5. De bevindingen van de controle in de lidstaten betreffen de timing van de controles ter plaatse en de verifieerbaarheid van bepaalde belangrijke submaatregelen. Submaatregelen worden gecontroleerd buiten de periode van de verbintenis of op ongelegen momenten. Voor gemeenschappelijke submaatregelen, zoals de vermindering of beperking van productiemiddelen, berusten de controles goeddeels op eigen opgaven van de begunstigden, die moeilijk zijn hard te maken. Er wordt vertrouwd op niet-concludente visuele controles en er zijn niet altijd gedetailleerde instructies opgesteld voor de controleurs, die vaak steunen op hun eigen kennis of ervaring om een oordeel te vormen. Er is ook geen duidelijke norm waaraan de prestaties kunnen worden getoetst.

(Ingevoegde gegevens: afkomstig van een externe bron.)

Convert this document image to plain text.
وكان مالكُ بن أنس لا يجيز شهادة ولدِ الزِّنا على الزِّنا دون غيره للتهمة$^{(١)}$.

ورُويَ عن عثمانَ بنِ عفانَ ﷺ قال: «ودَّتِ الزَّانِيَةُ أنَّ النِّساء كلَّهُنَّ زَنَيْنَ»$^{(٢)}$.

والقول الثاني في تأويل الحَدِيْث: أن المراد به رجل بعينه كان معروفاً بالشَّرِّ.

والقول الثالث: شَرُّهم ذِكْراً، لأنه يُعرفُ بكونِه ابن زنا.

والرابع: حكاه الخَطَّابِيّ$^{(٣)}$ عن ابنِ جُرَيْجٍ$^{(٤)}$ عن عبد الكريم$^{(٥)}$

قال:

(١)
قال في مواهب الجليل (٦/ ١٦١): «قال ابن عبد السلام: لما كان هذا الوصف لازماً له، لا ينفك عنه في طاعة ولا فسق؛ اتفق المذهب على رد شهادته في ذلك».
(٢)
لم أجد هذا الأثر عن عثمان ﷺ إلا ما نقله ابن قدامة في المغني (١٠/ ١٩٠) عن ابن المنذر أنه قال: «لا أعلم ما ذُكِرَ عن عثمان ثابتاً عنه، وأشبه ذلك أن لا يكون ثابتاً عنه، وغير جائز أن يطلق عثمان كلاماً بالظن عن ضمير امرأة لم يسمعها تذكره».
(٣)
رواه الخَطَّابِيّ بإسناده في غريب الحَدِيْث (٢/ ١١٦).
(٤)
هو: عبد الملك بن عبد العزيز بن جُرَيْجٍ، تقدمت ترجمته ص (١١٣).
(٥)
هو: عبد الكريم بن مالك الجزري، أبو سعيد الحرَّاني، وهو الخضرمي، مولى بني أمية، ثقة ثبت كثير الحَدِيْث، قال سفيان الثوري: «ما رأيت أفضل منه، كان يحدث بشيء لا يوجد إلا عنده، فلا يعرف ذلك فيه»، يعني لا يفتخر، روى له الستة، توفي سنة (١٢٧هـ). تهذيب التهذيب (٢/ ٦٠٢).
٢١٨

6. De Rekenkamer komt bij haar controle tot de conclusie dat de verificatie van de landbouwmilieumaatregelen bijzondere problemen oplevert en veel meer middelen vergt dan de verificatie van de maatregelen voor de eerste pijler en ook die van andere maatregelen voor plattelandsontwikkeling. Die verificatie geeft vaak zelfs geen redelijke zekerheid tegen een redelijke kostprijs.
7. De Commissie, de Raad en het Parlement moeten voor de nieuwe, in 2007 beginnende programmeringsperiode overwegen, hoe er rekening kan worden gehouden met het beginsel dat een maatregel die niet afdoende kan worden gecontroleerd ook niet mag leiden tot de betaling van overheidsmiddelen.

Speciaal verslag nr. 3/2005: http://www.eca.eu.int/audit_reports/special_reports/docs/2005/rs03_05n l.pdf

---

Dit persbericht wil slechts een samenvatting geven. Het door de Rekenkamer vastgestelde speciaal verslag is beschikbaar op haar internetsite (http://www.eca.eu.int) en zal binnenkort in het Publicatieblad van de Europese Unie, serie C, verschijnen.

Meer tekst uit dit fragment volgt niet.